Les autorités américaines vont présenter « d'ici quelques jours » un paquet de mesures visant à aider les raffineurs à accroître la production de carburant, a déclaré lundi le secrétaire à l'Énergie Chris Wright. L'objectif affiché est simple : augmenter l'offre de carburant pour contenir des prix à la pompe qui sont montés en flèche depuis le début du conflit impliquant les États-Unis, Israël et l'Iran.
Un effort d'offre face à une pression géopolitique
Aux États-Unis, les raffineries tournent déjà à des niveaux très élevés et bénéficient de marges robustes. Mais selon le secrétaire Wright, certaines unités, notamment au Moyen-Orient, sont à l'arrêt, réduisant la capacité mondiale de raffinage et contribuant à la tension sur les prix. Washington organise donc un dialogue entre l'État et l'industrie pour identifier des leviers opérationnels et réglementaires permettant d'augmenter la capacité de traitement.
« Les raffineries des États-Unis fonctionnent à des niveaux records, mais nous avons des raffineries au Moyen-Orient qui sont à l'arrêt »

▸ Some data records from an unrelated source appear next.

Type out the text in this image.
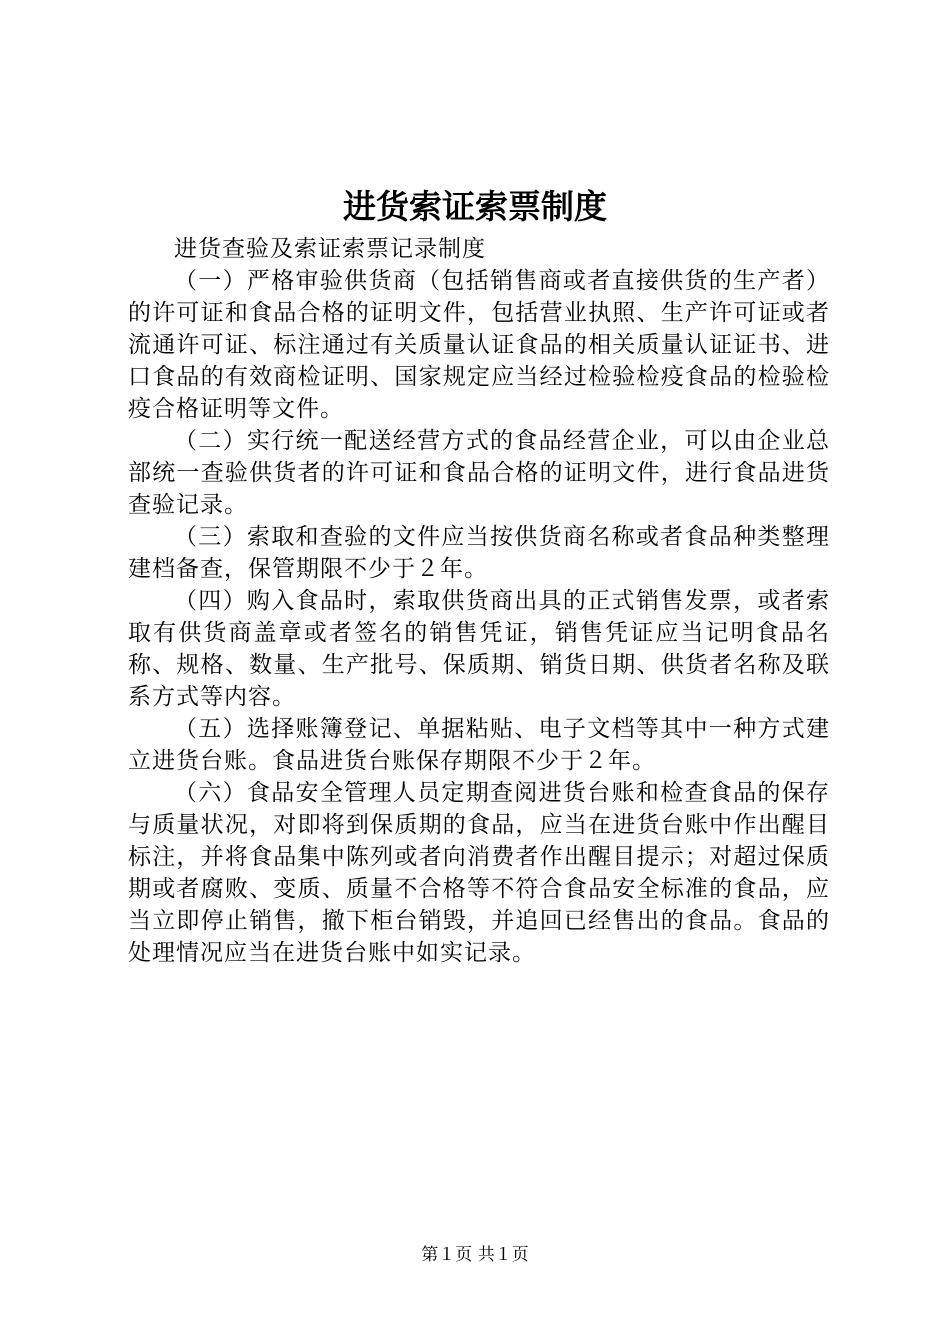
进货索证索票制度

进货查验及索证索票记录制度

（一）严格审验供货商（包括销售商或者直接供货的生产者）的许可证和食品合格的证明文件，包括营业执照、生产许可证或者流通许可证、标注通过有关质量认证食品的相关质量认证证书、进口食品的有效商检证明、国家规定应当经过检验检疫食品的检验检疫合格证明等文件。

（二）实行统一配送经营方式的食品经营企业，可以由企业总部统一查验供货者的许可证和食品合格的证明文件，进行食品进货查验记录。

（三）索取和查验的文件应当按供货商名称或者食品种类整理建档备查，保管期限不少于２年。

（四）购入食品时，索取供货商出具的正式销售发票，或者索取有供货商盖章或者签名的销售凭证，销售凭证应当记明食品名称、规格、数量、生产批号、保质期、销货日期、供货者名称及联系方式等内容。

（五）选择账簿登记、单据粘贴、电子文档等其中一种方式建立进货台账。食品进货台账保存期限不少于２年。

（六）食品安全管理人员定期查阅进货台账和检查食品的保存与质量状况，对即将到保质期的食品，应当在进货台账中作出醒目标注，并将食品集中陈列或者向消费者作出醒目提示；对超过保质期或者腐败、变质、质量不合格等不符合食品安全标准的食品，应当立即停止销售，撤下柜台销毁，并追回已经售出的食品。食品的处理情况应当在进货台账中如实记录。

第１页 共１页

La hausse du prix de l'essence pèse déjà sur le quotidien américain : le prix moyen du gallon d'essence ordinaire dépasse 4,06 dollars, soit une hausse d'environ 1 dollar par rapport à l'année précédente, un bond proche de 30 % selon AAA. Gouverner en période d'inflation énergétique a en outre un coût politique manifeste pour l'administration américaine, qui fait de la maîtrise des prix à la pompe un enjeu pour les élections de mi-mandat.
Ce que cela implique pour la France et les marchés
Augmenter la production de carburant aux États-Unis peut, à court terme, alléger une part de la pression sur les prix mondiaux du pétrole raffiné, mais l'impact sur la pompe en France dépendra de plusieurs facteurs :
- Les volumes exportables : une hausse de la production américaine n'entraînera qu'une hausse limitée des exportations si la demande intérieure reste prioritaire.

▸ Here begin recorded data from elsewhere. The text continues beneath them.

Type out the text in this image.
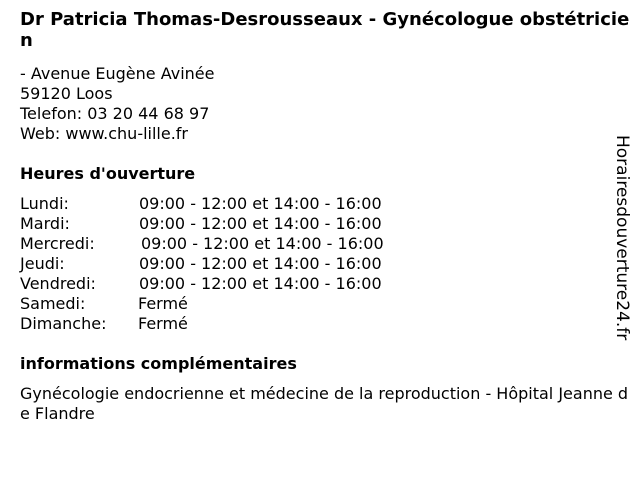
Dr Patricia Thomas-Desrousseaux - Gynécologue obstétricien
- Avenue Eugène Avinée
59120 Loos
Telefon: 03 20 44 68 97
Web: www.chu-lille.fr
Heures d'ouverture
Lundi:	09:00 - 12:00 et 14:00 - 16:00
Mardi:	09:00 - 12:00 et 14:00 - 16:00
Mercredi:	09:00 - 12:00 et 14:00 - 16:00
Jeudi:	09:00 - 12:00 et 14:00 - 16:00
Vendredi:	09:00 - 12:00 et 14:00 - 16:00
Samedi:	Fermé
Dimanche: Fermé
informations complémentaires
Gynécologie endocrienne et médecine de la reproduction - Hôpital Jeanne de Flandre
Horairesdouverture24.fr
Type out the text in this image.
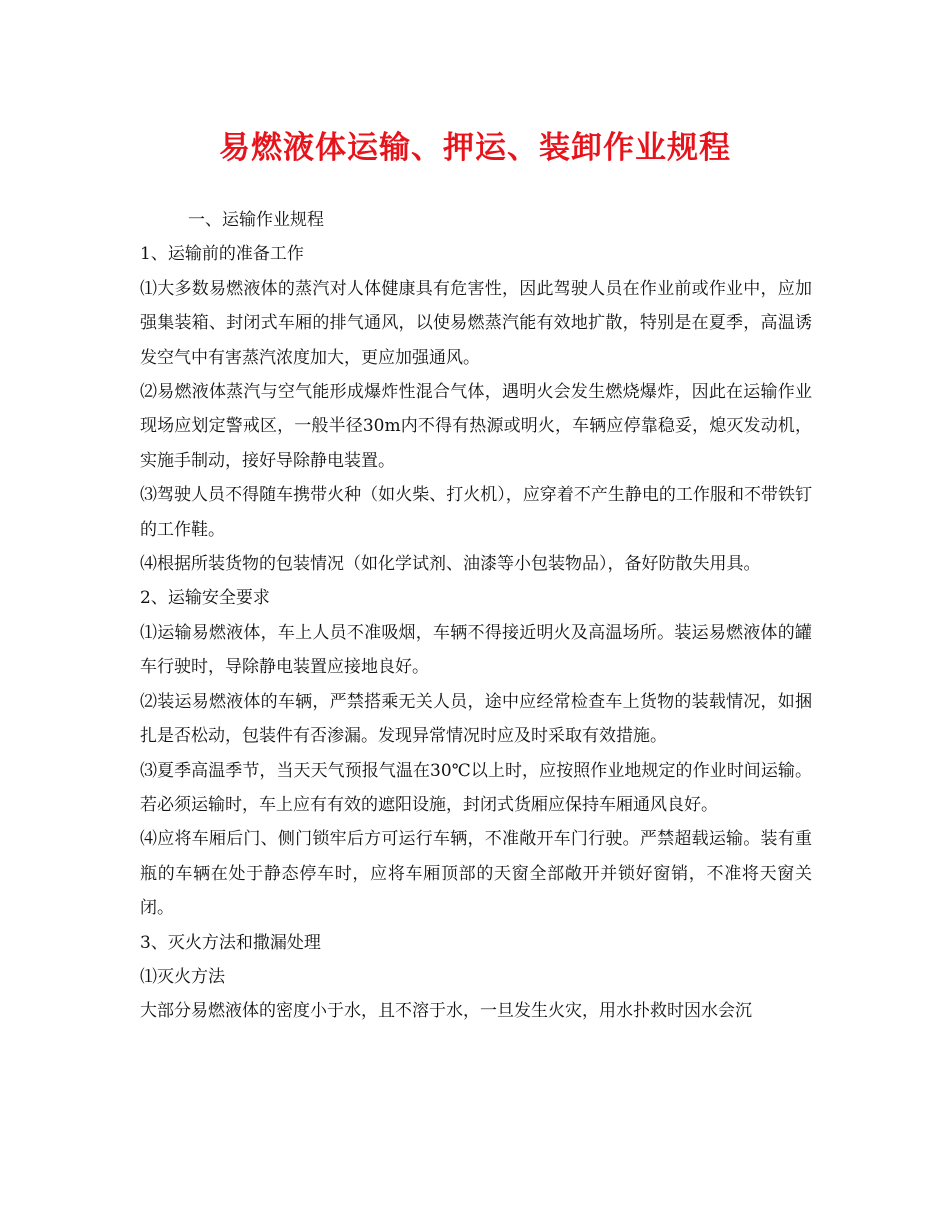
易燃液体运输、押运、装卸作业规程

一、运输作业规程

1、运输前的准备工作

⑴大多数易燃液体的蒸汽对人体健康具有危害性，因此驾驶人员在作业前或作业中，应加强集装箱、封闭式车厢的排气通风，以使易燃蒸汽能有效地扩散，特别是在夏季，高温诱发空气中有害蒸汽浓度加大，更应加强通风。

⑵易燃液体蒸汽与空气能形成爆炸性混合气体，遇明火会发生燃烧爆炸，因此在运输作业现场应划定警戒区，一般半径30m内不得有热源或明火，车辆应停靠稳妥，熄灭发动机，实施手制动，接好导除静电装置。

⑶驾驶人员不得随车携带火种（如火柴、打火机），应穿着不产生静电的工作服和不带铁钉的工作鞋。

⑷根据所装货物的包装情况（如化学试剂、油漆等小包装物品），备好防散失用具。

2、运输安全要求

⑴运输易燃液体，车上人员不准吸烟，车辆不得接近明火及高温场所。装运易燃液体的罐车行驶时，导除静电装置应接地良好。

⑵装运易燃液体的车辆，严禁搭乘无关人员，途中应经常检查车上货物的装载情况，如捆扎是否松动，包装件有否渗漏。发现异常情况时应及时采取有效措施。

⑶夏季高温季节，当天天气预报气温在30℃以上时，应按照作业地规定的作业时间运输。若必须运输时，车上应有有效的遮阳设施，封闭式货厢应保持车厢通风良好。

⑷应将车厢后门、侧门锁牢后方可运行车辆，不准敞开车门行驶。严禁超载运输。装有重瓶的车辆在处于静态停车时，应将车厢顶部的天窗全部敞开并锁好窗销，不准将天窗关闭。

3、灭火方法和撒漏处理

⑴灭火方法

大部分易燃液体的密度小于水，且不溶于水，一旦发生火灾，用水扑救时因水会沉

- La logistique et les qualités de produits : carburants et calendriers d'exportation doivent correspondre aux spécifications européennes et aux flux maritimes.
- La trajectoire des cours du brut : tant que les tensions géopolitiques maintiendront le Brent élevé, la pression sur les prix raffinés persistera.
Au-delà d'un possible soulagement ponctuel, la manœuvre américaine soulève une question plus large : l'aptitude des capacités de raffinage mondiales à absorber des chocs d'offre. Les marges élevées observées traduisent une pression structurelle sur la capacité de raffinage, qui n'est pas corrigée instantanément par des décisions gouvernementales.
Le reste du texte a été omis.